Another great naval war was waged in the latter half of the sixteenth century, about sixteen years before the defeat of the Spanish Armada. The scene was the Adriatic Sea, and the combatants were Venice, with her allies, Spain and the Papal States, on the one hand, and the Turks on the other. It culminated in the complete defeat of the latter at Lepanto in 1571. The site of the battle of Lepanto is very near to that of Actium, and it is a remarkable circumstance that twice in history a decisive naval battle between the West and East should have been decided at the same spot. The allies possessed a fleet consisting of 208 galleys and 6 galleasses. The Venetians introduced the latter type of vessel in order to meet the Turks on even terms. It was an improved form of galley with three masts, carrying several guns on the broadside, most of them mounted on the upper deck. Fig. [46] represents one of the Venetian galleasses as used at the battle of Lepanto, to the winning of which engagement they are said to have contributed materially. The galleass was essentially a Mediterranean warship. It was never generally adopted by the Western powers, but four Neapolitan vessels of this category, carrying each 50 guns, formed a part of the great Armada sent by Spain to effect the conquest of England. The galleass represented in Fig. [46] had a circular forecastle in which were mounted several guns, to be used in end-on attack.

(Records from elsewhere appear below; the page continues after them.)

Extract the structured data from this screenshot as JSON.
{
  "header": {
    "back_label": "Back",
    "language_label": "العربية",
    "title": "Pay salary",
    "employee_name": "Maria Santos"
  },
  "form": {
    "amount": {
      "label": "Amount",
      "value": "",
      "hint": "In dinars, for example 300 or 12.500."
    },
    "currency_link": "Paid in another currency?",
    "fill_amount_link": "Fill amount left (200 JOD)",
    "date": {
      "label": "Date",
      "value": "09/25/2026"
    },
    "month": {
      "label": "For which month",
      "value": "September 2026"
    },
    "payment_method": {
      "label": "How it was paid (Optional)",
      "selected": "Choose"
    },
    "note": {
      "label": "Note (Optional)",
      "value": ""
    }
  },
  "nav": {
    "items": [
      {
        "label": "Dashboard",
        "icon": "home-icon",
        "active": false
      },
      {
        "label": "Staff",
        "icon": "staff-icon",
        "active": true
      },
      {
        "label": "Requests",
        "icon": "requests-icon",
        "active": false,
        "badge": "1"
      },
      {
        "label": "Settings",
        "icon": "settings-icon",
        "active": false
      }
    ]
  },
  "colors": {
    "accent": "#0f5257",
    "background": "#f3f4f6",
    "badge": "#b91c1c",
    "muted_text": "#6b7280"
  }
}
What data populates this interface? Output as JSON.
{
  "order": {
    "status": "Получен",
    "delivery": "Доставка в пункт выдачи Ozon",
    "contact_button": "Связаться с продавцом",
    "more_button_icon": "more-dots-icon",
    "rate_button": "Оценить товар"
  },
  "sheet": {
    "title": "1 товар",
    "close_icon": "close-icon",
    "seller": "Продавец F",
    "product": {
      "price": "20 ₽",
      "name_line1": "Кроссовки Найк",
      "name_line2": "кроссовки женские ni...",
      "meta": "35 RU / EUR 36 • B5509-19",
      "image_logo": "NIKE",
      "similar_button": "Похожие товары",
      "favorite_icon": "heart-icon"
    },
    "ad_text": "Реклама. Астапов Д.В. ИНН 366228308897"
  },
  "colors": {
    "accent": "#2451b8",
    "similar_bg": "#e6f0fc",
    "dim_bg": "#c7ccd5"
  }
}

It is impossible to read the accounts of the battle of Lepanto and of the defeat of the Spanish Armada without noticing the great contrast between the ships used in the two wars at about the same period. In the Mediterranean the single-banked galley was still the prevailing type, while in the Western and Northern seas the bulk of the Spanish and the whole of the British fleets were sailing-ships.